Take a second and think of all the television shows you watch. Now trim that list to include only the show’s you’ll watch straight through. Shows of which you can watch an entire episode without checking your phone. It’s probably a short list. For me: Game of Thrones. Today, uninterrupted viewing is rare.
Practices like second screen viewing and watching with a companion device have increased in popularity. In fact, in America, 56% of viewers engage in a secondary digital activity while watching TV (Kantar TNS).
Viewing cycles extend beyond episodes themselves
Our shrinking attention spans encourage us to browse Instagram or answer an email while soldiering through a 52-minute HBO offering. However, social media activity related to specific shows has increased as well. We like having a companion for those juicy dramas.
Reddit fan theories, Internet commentary, and podcast post-game analysis have become just as much a part of the viewing experience as watching the show itself. Entertainment media consumption is now as cyclical as the news. There’s the slew of late-week prediction articles about who’s getting got on The Walking Dead. Then you watch the episode. Next you watch Talking Dead. Then you scour the Internet for any additional tidbits or think-pieces.
The amount of attention shows garner has increased exponentially. It sheds light on why companies like Netflix race to produce and own their own content. Back libraries create demand and add value for streaming services. At this point, production companies are creating more than just a half-hour episode of television; they’re creating a conversation.
We haven’t always had secondary viewing experiences
Audiences enjoyed serialized shows like Twin Peaks and Buffy without Twitter.

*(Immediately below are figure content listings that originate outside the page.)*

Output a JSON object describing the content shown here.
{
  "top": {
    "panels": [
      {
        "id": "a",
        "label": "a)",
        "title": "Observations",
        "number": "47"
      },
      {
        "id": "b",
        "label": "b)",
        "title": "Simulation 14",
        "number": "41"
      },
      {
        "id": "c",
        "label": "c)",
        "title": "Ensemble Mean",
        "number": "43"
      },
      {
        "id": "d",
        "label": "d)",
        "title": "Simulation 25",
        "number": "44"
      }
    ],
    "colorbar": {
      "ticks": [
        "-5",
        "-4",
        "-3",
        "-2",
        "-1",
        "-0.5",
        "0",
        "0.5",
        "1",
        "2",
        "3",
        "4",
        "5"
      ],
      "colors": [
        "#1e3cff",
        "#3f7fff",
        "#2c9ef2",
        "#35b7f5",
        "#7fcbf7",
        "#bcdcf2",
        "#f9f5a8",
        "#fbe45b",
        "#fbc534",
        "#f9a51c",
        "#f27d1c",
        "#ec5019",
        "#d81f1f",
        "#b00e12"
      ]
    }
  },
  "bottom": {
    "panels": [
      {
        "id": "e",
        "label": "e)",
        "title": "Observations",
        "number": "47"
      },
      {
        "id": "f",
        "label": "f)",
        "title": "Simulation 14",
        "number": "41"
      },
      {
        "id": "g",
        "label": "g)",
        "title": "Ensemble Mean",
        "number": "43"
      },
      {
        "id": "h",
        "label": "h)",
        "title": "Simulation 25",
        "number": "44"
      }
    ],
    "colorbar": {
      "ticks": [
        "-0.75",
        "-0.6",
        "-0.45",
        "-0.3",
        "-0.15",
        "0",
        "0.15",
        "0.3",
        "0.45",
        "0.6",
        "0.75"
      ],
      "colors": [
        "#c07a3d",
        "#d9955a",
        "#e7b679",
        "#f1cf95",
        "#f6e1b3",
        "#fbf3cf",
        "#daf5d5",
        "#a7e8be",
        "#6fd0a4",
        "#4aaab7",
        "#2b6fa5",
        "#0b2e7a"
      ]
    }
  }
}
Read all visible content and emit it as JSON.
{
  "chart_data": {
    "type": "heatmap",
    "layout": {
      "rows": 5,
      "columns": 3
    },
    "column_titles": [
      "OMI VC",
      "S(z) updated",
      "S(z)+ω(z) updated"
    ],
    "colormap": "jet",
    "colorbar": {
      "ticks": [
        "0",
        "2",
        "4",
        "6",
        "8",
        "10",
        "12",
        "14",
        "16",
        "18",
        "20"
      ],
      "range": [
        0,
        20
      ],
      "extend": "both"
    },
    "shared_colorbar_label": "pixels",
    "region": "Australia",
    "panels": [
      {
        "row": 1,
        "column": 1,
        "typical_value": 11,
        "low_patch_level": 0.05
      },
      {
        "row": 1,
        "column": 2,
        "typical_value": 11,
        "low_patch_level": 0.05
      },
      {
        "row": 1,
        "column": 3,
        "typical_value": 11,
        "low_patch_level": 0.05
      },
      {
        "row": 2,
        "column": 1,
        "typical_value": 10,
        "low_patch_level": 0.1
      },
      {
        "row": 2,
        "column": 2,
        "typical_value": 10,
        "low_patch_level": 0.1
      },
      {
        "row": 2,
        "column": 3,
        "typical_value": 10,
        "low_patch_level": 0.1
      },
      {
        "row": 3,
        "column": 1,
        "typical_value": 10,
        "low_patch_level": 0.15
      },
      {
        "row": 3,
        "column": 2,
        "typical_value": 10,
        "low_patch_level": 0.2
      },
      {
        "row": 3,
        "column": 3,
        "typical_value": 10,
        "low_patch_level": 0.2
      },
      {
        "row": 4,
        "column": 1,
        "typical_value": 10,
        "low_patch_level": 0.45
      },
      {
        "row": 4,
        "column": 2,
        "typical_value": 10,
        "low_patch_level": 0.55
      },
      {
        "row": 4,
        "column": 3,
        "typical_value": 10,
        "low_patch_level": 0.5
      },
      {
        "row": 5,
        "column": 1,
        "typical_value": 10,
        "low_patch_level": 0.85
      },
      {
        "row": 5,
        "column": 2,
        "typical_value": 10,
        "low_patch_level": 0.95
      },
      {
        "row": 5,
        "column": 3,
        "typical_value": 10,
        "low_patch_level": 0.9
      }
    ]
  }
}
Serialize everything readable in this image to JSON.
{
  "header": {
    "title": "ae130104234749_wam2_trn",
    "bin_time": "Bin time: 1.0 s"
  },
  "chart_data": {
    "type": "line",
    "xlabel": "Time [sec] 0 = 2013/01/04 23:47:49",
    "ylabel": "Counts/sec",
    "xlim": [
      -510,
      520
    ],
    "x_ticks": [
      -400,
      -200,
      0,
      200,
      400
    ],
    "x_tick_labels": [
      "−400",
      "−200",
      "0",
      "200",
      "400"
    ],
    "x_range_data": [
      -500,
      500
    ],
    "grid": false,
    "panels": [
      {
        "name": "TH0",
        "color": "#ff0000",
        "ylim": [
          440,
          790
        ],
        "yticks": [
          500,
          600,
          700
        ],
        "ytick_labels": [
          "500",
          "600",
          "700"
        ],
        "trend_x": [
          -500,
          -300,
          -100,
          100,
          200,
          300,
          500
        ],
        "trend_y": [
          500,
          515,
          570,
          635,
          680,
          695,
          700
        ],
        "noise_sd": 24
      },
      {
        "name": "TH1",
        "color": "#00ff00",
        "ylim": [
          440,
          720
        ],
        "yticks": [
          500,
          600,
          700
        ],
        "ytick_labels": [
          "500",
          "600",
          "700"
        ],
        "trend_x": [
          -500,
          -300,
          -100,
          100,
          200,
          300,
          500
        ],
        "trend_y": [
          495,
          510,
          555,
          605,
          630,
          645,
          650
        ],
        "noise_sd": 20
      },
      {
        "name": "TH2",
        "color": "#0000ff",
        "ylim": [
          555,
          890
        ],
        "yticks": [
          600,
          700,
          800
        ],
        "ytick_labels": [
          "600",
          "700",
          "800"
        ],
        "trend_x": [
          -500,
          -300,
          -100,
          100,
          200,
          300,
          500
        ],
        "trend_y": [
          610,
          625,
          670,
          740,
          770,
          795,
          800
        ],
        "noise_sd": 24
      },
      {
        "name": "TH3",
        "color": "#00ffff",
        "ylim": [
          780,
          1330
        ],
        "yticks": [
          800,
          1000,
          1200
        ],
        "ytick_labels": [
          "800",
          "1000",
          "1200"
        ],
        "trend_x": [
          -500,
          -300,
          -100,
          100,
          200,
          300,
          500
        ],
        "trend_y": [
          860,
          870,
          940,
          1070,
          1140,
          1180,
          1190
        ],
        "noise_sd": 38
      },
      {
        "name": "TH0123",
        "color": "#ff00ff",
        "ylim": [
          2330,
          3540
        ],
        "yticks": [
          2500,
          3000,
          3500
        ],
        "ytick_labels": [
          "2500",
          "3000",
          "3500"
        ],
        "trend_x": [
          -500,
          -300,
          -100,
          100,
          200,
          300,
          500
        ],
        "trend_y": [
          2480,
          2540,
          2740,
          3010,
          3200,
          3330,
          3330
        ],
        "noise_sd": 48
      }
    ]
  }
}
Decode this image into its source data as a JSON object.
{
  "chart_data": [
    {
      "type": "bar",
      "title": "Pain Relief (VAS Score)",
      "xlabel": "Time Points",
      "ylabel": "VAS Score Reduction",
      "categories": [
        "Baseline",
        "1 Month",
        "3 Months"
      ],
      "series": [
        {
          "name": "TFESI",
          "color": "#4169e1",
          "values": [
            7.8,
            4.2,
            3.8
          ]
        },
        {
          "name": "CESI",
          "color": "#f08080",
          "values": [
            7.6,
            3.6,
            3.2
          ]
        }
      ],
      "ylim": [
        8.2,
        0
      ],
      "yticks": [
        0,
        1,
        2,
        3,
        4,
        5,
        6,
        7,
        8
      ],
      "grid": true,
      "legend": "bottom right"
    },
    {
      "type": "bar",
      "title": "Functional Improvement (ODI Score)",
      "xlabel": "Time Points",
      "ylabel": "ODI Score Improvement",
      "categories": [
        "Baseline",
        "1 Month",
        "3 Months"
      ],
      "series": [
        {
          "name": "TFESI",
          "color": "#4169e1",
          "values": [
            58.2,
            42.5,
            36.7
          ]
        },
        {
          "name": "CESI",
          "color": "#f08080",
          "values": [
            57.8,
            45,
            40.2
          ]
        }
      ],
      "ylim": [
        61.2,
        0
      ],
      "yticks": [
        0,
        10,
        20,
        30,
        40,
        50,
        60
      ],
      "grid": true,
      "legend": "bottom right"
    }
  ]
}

So what tantalizing benefit does social media offer? The same benefits that watching sports at a bar offers. When you watch an important game, you want to feel energy in the room. You may be surrounded by strangers, but you have a common interest at heart.
That’s Twitter for TV shows. Social media makes you feel like you’re watching dramatic television events with other people who care. You don’t have to know someone to find their tweet funny or insightful. Sharing the experience with others makes it feel all the more important. Plus, you don’t actually have to host a large group of people in your living room.
Second screen viewing will increase as audiences continue to cut cords. The idea that watching television is an isolated experience will vanish altogether in a couple years. Look at this quote from a Pew Research study about second screen activity in 2012:
“In addition, 29% of cell owners who use text messaging have used their phone recently to exchange text messages with someone else who was watching the same program in a different location”
Text messaging. That was four years ago, but it sounds so antiquated.
An interesting parallel: multi-media took over journalism almost overnight. There are no longer reporters who solely write feature stories for the print edition. Now, everyone does everything.
Social media, video, blogs, journalism, entertainment — they’re all morphing into the same thing.